Configuration Fields

Field	Required	Default	Description
`host`	✓	—	Prometheus server hostname or IP address
`port`	✗	9090	Prometheus server port
`path`	✗	/metrics	HTTP path to metrics endpoint
`metric_name`	✓	—	Prometheus metric name to extract (e.g., `http_requests_total`, `up`)
`expected_value`	✓	—	Expected value for comparison (numeric or string)
`comparison`	✗	eq	Comparison operator: `eq` (equal), `gt` (greater than), `lt` (less than), `gte` (≥), `lte` (≤)
`skip_tls_verify`	✗	false	Skip TLS certificate verification (not recommended for production)

Metric Format

The monitor extracts metrics from Prometheus text format (OpenMetrics):

# HELP http_requests_total Total HTTP requests
# TYPE http_requests_total counter
http_requests_total{method="GET",status="200"} 1234
http_requests_total{method="POST",status="201"} 567

The monitor extracts the first matching metric name and uses its value for comparison.

Comparison Operators

eq: Value equals expected (default)
gt: Value greater than expected
lt: Value less than expected
gte: Value greater than or equal to expected
lte: Value less than or equal to expected

Example: Monitor Application Requests

monitors:
  - id: app-request-rate
    name: App Request Rate
    type: prometheus
    groups: [Application]
    interval: 1m
    timeout: 5s
    config:
      host: app.internal.example
      port: 8080
      path: /metrics
      metric_name: app_http_requests_total
      expected_value: "100"
      comparison: gt

This checks that the app has processed more than 100 HTTP requests.

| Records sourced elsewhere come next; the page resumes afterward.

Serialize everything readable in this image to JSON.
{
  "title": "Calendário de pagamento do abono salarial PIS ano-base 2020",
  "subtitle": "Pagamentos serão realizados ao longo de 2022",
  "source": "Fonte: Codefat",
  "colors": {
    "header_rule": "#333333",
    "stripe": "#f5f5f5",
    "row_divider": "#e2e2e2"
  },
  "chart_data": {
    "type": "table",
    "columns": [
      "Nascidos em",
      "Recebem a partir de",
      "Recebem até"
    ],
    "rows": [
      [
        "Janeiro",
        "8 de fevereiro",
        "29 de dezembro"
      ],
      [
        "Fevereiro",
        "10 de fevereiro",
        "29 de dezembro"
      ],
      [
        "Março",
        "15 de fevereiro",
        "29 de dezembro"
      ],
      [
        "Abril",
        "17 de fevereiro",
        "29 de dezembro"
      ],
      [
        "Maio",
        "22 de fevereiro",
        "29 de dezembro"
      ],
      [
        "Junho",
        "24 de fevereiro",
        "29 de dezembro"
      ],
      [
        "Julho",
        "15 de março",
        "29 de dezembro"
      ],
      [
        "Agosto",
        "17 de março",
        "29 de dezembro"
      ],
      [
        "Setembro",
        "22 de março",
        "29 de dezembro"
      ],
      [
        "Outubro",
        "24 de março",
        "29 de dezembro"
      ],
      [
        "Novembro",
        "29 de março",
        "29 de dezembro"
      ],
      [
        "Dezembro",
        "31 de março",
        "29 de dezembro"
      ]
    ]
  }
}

Example: Monitor System Health

monitors:
  - id: prometheus-up
    name: Prometheus Up
    type: prometheus
    groups: [Observability]
    interval: 5m
    timeout: 10s
    config:
      host: prometheus.internal.example
      port: 9090
      metric_name: up
      expected_value: "1"
      comparison: eq

This checks that the up metric (standard Prometheus metric) is 1 (healthy).

Metadata

The monitor captures the following metadata in check results:

{
  "metric_name": "http_requests_total",
  "value": "1234",
  "expected": "1000",
  "comparison": "gt"
}

Common Issues

Metric not found: Ensure the metric is exposed by the Prometheus target and the metric name matches exactly (metric names are case-sensitive).

TLS certificate errors: Use skip_tls_verify: true only in development. For production, ensure the certificate is valid or use a proxy with valid certificates.

Timeout errors: Increase the timeout if the Prometheus instance is slow to respond or the metrics endpoint is large.